Lichens Another form that lichen commonly takes is of overlapping crusty mouse-ears & scallops that spread very close along branches & do not hang loose. The third photo shows the May buds of our "Western Flame" deciduous azalea (a hybrid of the Western Azalea & eastern Flame Azalea). You can see the "crusting" form of lichen on the limbs all around the buds. About 75 percent of this large shrub is textured with lichen. This sort of lichen is mixed with mosses in our chokecherry tree as well, as shown in the last two photos on this page; the very last photo shows a chokecherry limb with two kinds of lichen growing on it. There are some further portraits of lichen & limbs on the Chokecherry page along the Winter Bark Garden Walk.

Some gardeners worry when they see the crustier-looking types of lichens appear on trees or shrubs, & fret that it might be some kind of scaly disease or killer fungus. But, unlike witches' broom or mistletoe, there is absolutely nothing to worry about. Lichen never damages buds or leaves or flowers. It is completely safe & lends such a shrub a distinguished, weathered, aged beauty which is particularly striking in winter when leaves do not hide the lichens. So whenever lichens appear in the garden, they should be embraced as evidence of a healthy overall balance inviting to nature's processes.

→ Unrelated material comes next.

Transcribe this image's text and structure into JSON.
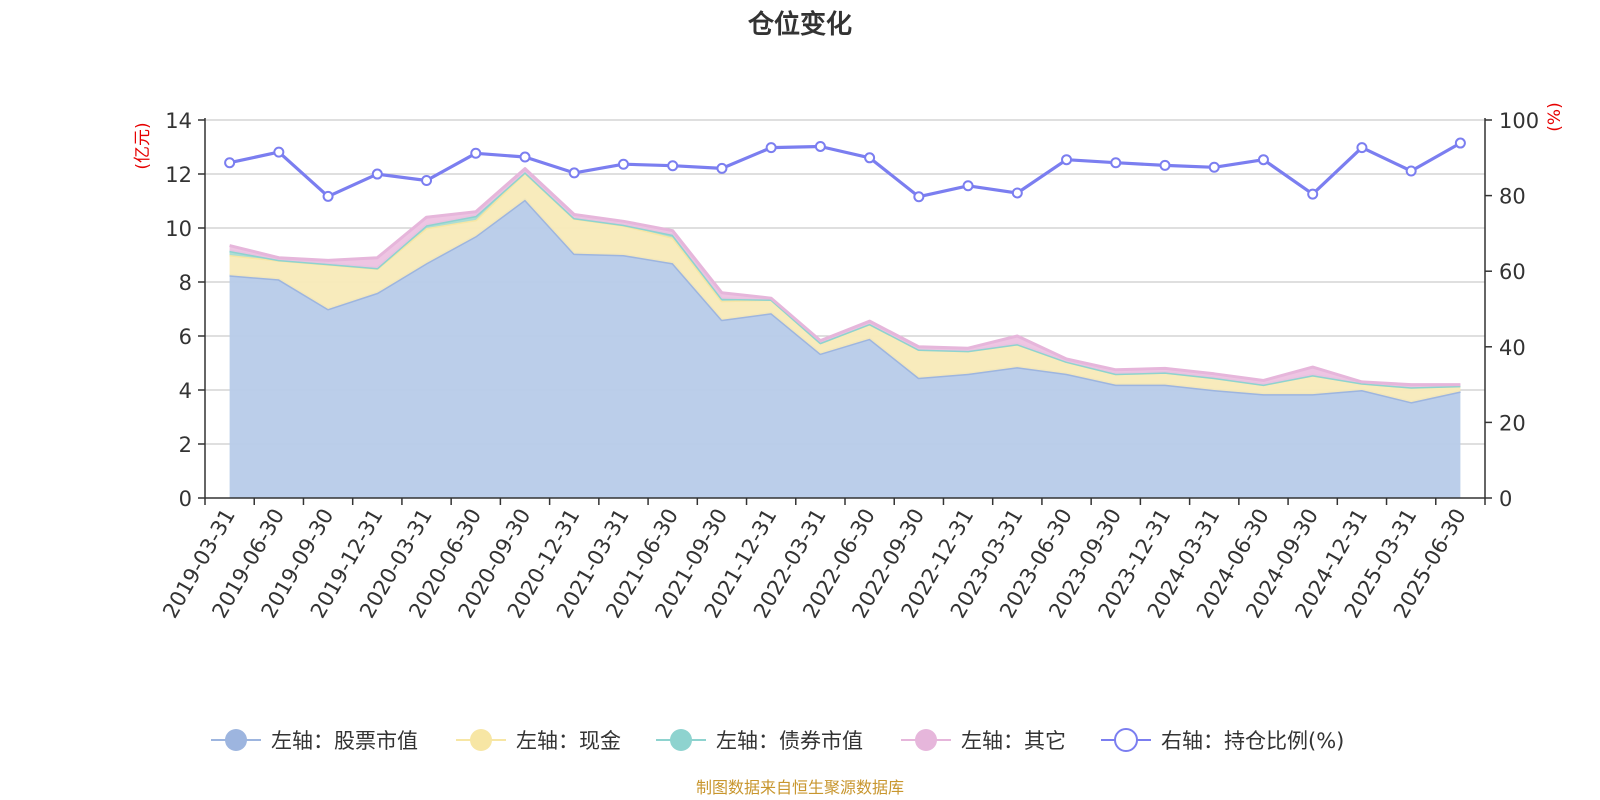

In forests, these arboreal lichens are a food source for deer, bighorn sheep & so on, & provide nesting material for birds, & a habitat & food for butterfly larvae, beetles, spiders & so forth. For some animals, notably the flying squirrel, lichens provide the greater majority of winter repasts; the squirrels are in turn a primary winter prey for the spotted owl. So it's easy to see that lichens are a key component of environmental balance in the food chain. Lichens furthermore contribute to the amount of nitrogen in the ecosystem, as they can fix airborne or rain-fallen nitrogen. They also hold moisture in the forest canopy during dry spells.

Lichens do not grow only in trees, of course. They grow on stark tundras in even the harshest of regions, such as above the Arctic circle where elk or reindeer scrape through ice to reach lichens as their primary forage. They grow on high mountains, encrusting boulders, foraged by bighorn sheep. Throughout the world they have adapted to conditions that support few if any other plants at all. Some of them are so extremely slow in their growth that a small patch on an alpine boulder could be hundreds of years old, while others, especially those in the forest canopy, are rapid in their growth.